Câmara aprovou projeto que pode dificultar o acesso de crianças e adolescentes vítimas de violência sexual ao aborto legal

Da CNN Brasil
Compartilhar matéria

Um projeto de decreto legislativo que pode dificultar o acesso de crianças e adolescentes vítimas de violência sexual ao aborto legal, aprovado pela Câmara dos Deputados na quarta-feira (5), virou tema de debate entre parlamentares nas redes sociais.

Deputados conservadores usaram a expressão "vitória da vida" para comemorar a aprovação. Já os progressistas aderiram o lema "criança não é mãe" e criticaram o avanço da pauta para análise do Senado.

medida susta uma resolução do Conanda (Conselho Nacional dos Direitos da Criança e do Adolescente), ligado ao Ministério dos Direitos Humanos e Cidadania, aprovada em dezembro do ano passado, que estabelece diretrizes para atendimento de crianças e adolescentes em casos de aborto legal.

Na prática, a resolução possibilita o aborto em crianças e adolescentes grávidas que relatarem gestação “resultante de abuso sexual ou em caso de risco de vida da gestante ou anencefalia do feto”.

No projeto discutido na Câmara, de autoria da deputada Chris Tonietto (PL-RJ) e com relatoria do deputado Luiz Gastão (PSD-CE), foi argumentado que a norma extrapola a atribuição do conselho ao dispensar a apresentação de boletim de ocorrência policial, por exemplo.

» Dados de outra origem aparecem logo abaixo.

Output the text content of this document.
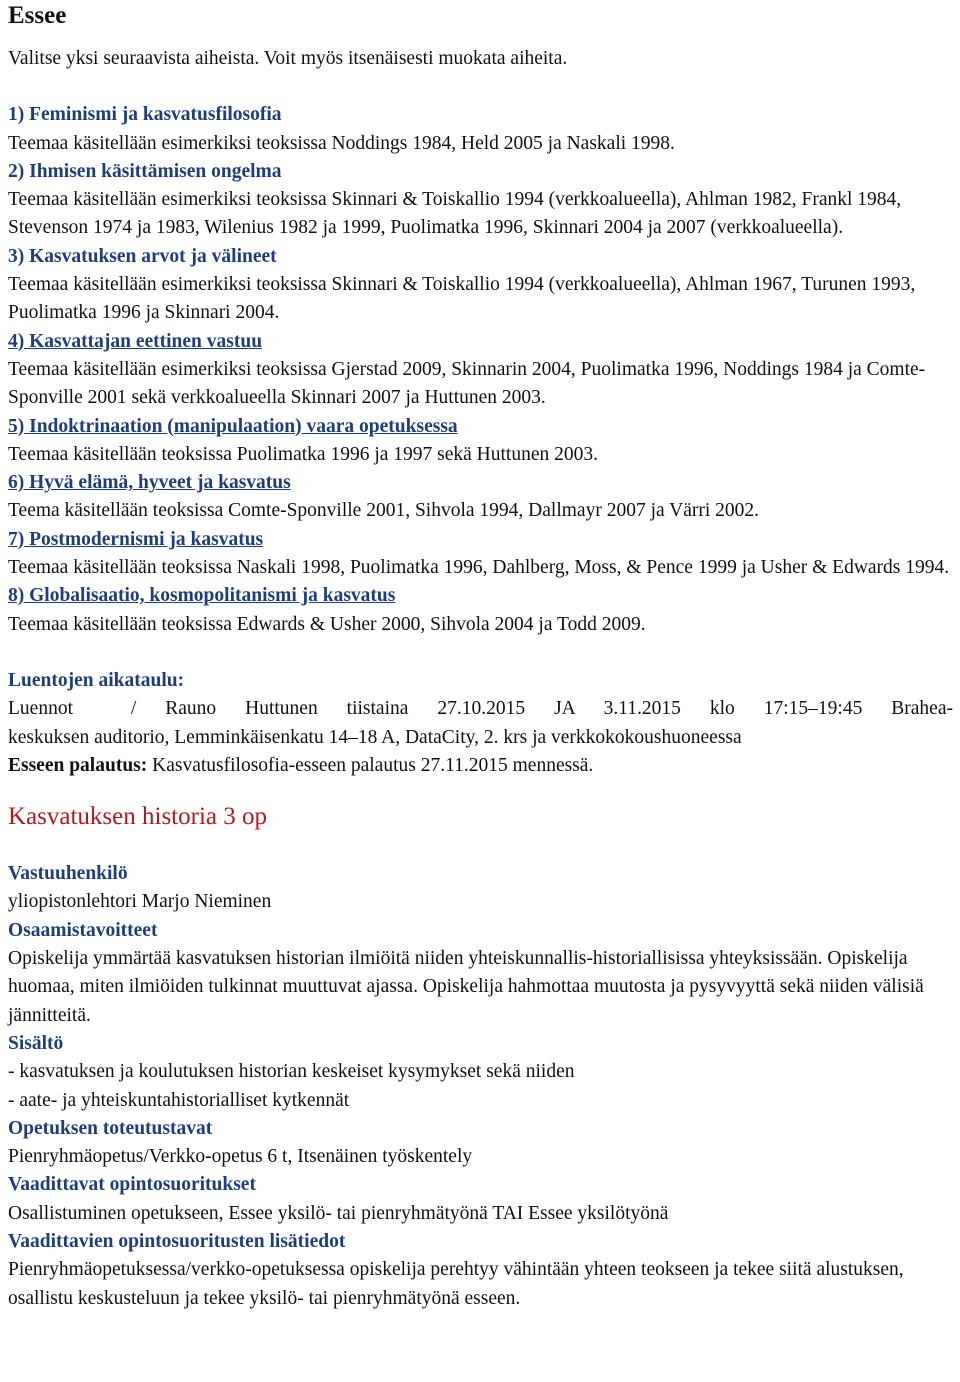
Essee

Valitse yksi seuraavista aiheista. Voit myös itsenäisesti muokata aiheita.

1) Feminismi ja kasvatusfilosofia

Teemaa käsitellään esimerkiksi teoksissa Noddings 1984, Held 2005 ja Naskali 1998.

2) Ihmisen käsittämisen ongelma

Teemaa käsitellään esimerkiksi teoksissa Skinnari & Toiskallio 1994 (verkkoalueella), Ahlman 1982, Frankl 1984, Stevenson 1974 ja 1983, Wilenius 1982 ja 1999, Puolimatka 1996, Skinnari 2004 ja 2007 (verkkoalueella).

3) Kasvatuksen arvot ja välineet

Teemaa käsitellään esimerkiksi teoksissa Skinnari & Toiskallio 1994 (verkkoalueella), Ahlman 1967, Turunen 1993, Puolimatka 1996 ja Skinnari 2004.

4) Kasvattajan eettinen vastuu

Teemaa käsitellään esimerkiksi teoksissa Gjerstad 2009, Skinnarin 2004, Puolimatka 1996, Noddings 1984 ja Comte-Sponville 2001 sekä verkkoalueella Skinnari 2007 ja Huttunen 2003.

5) Indoktrinaation (manipulaation) vaara opetuksessa

Teemaa käsitellään teoksissa Puolimatka 1996 ja 1997 sekä Huttunen 2003.

6) Hyvä elämä, hyveet ja kasvatus

Teema käsitellään teoksissa Comte-Sponville 2001, Sihvola 1994, Dallmayr 2007 ja Värri 2002.

7) Postmodernismi ja kasvatus

Teemaa käsitellään teoksissa Naskali 1998, Puolimatka 1996, Dahlberg, Moss, & Pence 1999 ja Usher & Edwards 1994.

8) Globalisaatio, kosmopolitanismi ja kasvatus

Teemaa käsitellään teoksissa Edwards & Usher 2000, Sihvola 2004 ja Todd 2009.

Luentojen aikataulu:

Luennot  / Rauno Huttunen tiistaina 27.10.2015 JA 3.11.2015 klo 17:15–19:45 Brahea-

keskuksen auditorio, Lemminkäisenkatu 14–18 A, DataCity, 2. krs ja verkkokokoushuoneessa

Esseen palautus: Kasvatusfilosofia-esseen palautus 27.11.2015 mennessä.

Kasvatuksen historia 3 op

Vastuuhenkilö

yliopistonlehtori Marjo Nieminen

Osaamistavoitteet

Opiskelija ymmärtää kasvatuksen historian ilmiöitä niiden yhteiskunnallis-historiallisissa yhteyksissään. Opiskelija huomaa, miten ilmiöiden tulkinnat muuttuvat ajassa. Opiskelija hahmottaa muutosta ja pysyvyyttä sekä niiden välisiä jännitteitä.

Sisältö

- kasvatuksen ja koulutuksen historian keskeiset kysymykset sekä niiden

- aate- ja yhteiskuntahistorialliset kytkennät

Opetuksen toteutustavat

Pienryhmäopetus/Verkko-opetus 6 t, Itsenäinen työskentely

Vaadittavat opintosuoritukset

Osallistuminen opetukseen, Essee yksilö- tai pienryhmätyönä TAI Essee yksilötyönä

Vaadittavien opintosuoritusten lisätiedot

Pienryhmäopetuksessa/verkko-opetuksessa opiskelija perehtyy vähintään yhteen teokseen ja tekee siitä alustuksen, osallistu keskusteluun ja tekee yksilö- tai pienryhmätyönä esseen.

Veja o que disseram os parlamentares:

Sóstenes Cavalcante

Para o deputado Sóstenes Cavalcante (RJ), líder do PL na Câmara, a Câmara "mostrou que o Brasil ainda tem limite moral" ao aprovar o projeto.

Erika Kokay

Já a deputada Erika Kokay (DF), vice-líder da Federação Brasil da Esperança (formada por PT, PCdoB e PV), defendeu a resolução do Conanda. Segundo ela, a "norma garante escuta e proteção".

Bia Kicis

Bia Kicis (PL-DF), vice-líder da Minoria na Casa, destacou que a resolução "facilitava" o aborto "sem limite de idade gestacional".

Sâmia Bomfim

A deputada Sâmia Bomfim (PSOL-SP) classificou como um "absurdo" a aprovação do projeto. "Com essa revogação, meninas estarão mais expostas à negligência", afirmou.

Carlos Jordy

Carlos Jordy (PL-RJ) afirmou que a aprovação representou uma "derrota" para o governo do presidente Luiz Inácio Lula da Silva (PT), destacando que partidos de esquerda foram contra o texto.

Talíria Petrone

Também fazendo o uso do lema "criança não é mãe", a deputada Talíria Petrone (PSOL-RJ) ressaltou que "estuprador não é pai". A parlamentar também classificou como um "absurdo" a decisão da Casa.

Luiz Ovando

O deputado Luiz Ovando (PP-MS) disse que a resolução "abria caminho para o aborto através da ideologia da morte travestida de direito".

Tarcísio Motta

Já Tarcísio Motta (PSOL-RJ) fez uso do lema "criança não é mãe" para comentar a aprovação do tema.